Springsteen has always mined a deep vein of Americana, from the hot-rod-and-B-movie-obsessed early albums to the Steinbeckian social realism of The Ghost of Tom Joad and last year’s Devils and Dust.
But with his first-ever album of songs written by other people, it feels like he’s turned to the music of our shared past to find a moral compass for a nation that’s gone off the rails.

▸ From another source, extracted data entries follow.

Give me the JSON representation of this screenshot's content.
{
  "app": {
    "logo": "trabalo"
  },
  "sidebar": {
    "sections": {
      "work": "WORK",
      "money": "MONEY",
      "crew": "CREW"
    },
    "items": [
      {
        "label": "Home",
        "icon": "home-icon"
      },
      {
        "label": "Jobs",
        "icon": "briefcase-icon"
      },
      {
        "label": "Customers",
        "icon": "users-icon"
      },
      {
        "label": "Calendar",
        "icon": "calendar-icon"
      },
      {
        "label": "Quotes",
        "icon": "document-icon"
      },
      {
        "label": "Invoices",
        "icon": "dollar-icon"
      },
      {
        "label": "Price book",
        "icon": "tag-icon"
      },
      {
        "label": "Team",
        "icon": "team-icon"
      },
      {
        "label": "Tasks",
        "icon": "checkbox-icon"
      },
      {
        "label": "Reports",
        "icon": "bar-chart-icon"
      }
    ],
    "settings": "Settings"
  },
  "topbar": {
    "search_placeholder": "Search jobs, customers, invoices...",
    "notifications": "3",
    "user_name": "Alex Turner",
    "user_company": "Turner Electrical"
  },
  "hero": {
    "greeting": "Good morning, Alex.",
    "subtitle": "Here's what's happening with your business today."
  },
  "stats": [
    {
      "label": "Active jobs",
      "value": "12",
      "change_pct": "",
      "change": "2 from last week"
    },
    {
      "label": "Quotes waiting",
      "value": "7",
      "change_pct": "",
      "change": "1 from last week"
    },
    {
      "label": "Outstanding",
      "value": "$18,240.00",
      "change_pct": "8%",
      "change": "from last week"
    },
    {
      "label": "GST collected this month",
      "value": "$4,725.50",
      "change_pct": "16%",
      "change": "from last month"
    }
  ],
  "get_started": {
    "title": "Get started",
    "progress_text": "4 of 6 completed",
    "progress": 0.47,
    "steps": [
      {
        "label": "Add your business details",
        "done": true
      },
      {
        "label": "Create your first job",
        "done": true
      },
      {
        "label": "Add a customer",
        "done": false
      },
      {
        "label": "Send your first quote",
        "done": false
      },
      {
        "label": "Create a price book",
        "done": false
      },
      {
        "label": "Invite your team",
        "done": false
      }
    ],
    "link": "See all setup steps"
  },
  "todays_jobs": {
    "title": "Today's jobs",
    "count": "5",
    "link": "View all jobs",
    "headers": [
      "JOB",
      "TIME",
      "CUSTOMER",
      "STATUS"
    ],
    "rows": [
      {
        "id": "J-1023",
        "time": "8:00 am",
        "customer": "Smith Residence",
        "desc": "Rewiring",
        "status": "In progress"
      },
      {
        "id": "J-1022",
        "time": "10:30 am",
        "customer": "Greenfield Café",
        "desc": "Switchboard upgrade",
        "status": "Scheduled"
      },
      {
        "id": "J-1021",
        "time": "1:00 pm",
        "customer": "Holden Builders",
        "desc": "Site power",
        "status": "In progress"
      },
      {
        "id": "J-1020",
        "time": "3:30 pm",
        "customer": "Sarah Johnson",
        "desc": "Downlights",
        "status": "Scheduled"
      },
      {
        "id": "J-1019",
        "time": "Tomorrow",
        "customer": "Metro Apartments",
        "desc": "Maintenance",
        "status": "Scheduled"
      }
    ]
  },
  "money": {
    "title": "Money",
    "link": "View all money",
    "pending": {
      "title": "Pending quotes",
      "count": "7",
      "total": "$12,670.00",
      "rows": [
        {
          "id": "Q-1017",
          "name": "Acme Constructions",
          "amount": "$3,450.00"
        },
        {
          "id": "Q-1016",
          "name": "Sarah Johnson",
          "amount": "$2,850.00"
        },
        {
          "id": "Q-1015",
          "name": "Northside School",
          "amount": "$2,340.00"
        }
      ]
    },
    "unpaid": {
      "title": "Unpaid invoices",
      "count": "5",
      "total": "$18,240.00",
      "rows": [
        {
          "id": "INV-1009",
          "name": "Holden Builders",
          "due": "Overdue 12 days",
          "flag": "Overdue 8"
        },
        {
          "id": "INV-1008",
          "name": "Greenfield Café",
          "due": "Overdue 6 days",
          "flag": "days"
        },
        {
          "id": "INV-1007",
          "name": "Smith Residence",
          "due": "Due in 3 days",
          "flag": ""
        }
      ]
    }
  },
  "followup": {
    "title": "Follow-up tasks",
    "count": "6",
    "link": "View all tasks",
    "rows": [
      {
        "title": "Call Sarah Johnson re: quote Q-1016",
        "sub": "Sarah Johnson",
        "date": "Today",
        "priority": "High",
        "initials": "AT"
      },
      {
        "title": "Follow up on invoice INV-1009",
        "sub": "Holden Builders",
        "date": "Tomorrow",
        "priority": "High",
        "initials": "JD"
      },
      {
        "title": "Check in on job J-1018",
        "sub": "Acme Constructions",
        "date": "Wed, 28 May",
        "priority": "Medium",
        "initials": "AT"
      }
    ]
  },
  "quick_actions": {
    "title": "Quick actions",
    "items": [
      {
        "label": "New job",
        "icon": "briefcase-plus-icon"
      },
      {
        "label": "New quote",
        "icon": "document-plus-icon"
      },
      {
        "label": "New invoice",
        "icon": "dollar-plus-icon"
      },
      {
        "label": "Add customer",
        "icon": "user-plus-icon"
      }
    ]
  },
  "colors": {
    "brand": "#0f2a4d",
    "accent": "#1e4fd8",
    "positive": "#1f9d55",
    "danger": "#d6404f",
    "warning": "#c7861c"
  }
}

The protest anthems ˝Eyes on the Prize˝ and ˝We Shall Overcome˝ are performed with an understated urgency; the gospel standard ˝Oh, Mary, Don’t You Weep˝ -- which Springsteen sings in a gruff Tom Waits-ish baritone and to which the Seeger Sessions Band gives a Dixieland treatment with Stephane Grappelli-style violin -- promises, ˝Brothers and sisters, don’t you cry/There’ll be good times by and by.˝
Springsteen discovered most of these tunes -- which also include sea chanteys (˝Pay Me My Money Down˝), minstrel songs (˝Old Dan Tucker˝) and outlaw ballads (˝Jessie James˝) -- on LPs by Seeger.
Among the pleasures of this album is rediscovering childhood staples like ˝Erie Canal˝ or ˝John Henry˝ via Springsteen’s craggy, familiar voice -- which is as mighty and powerful as the steel-driving man himself.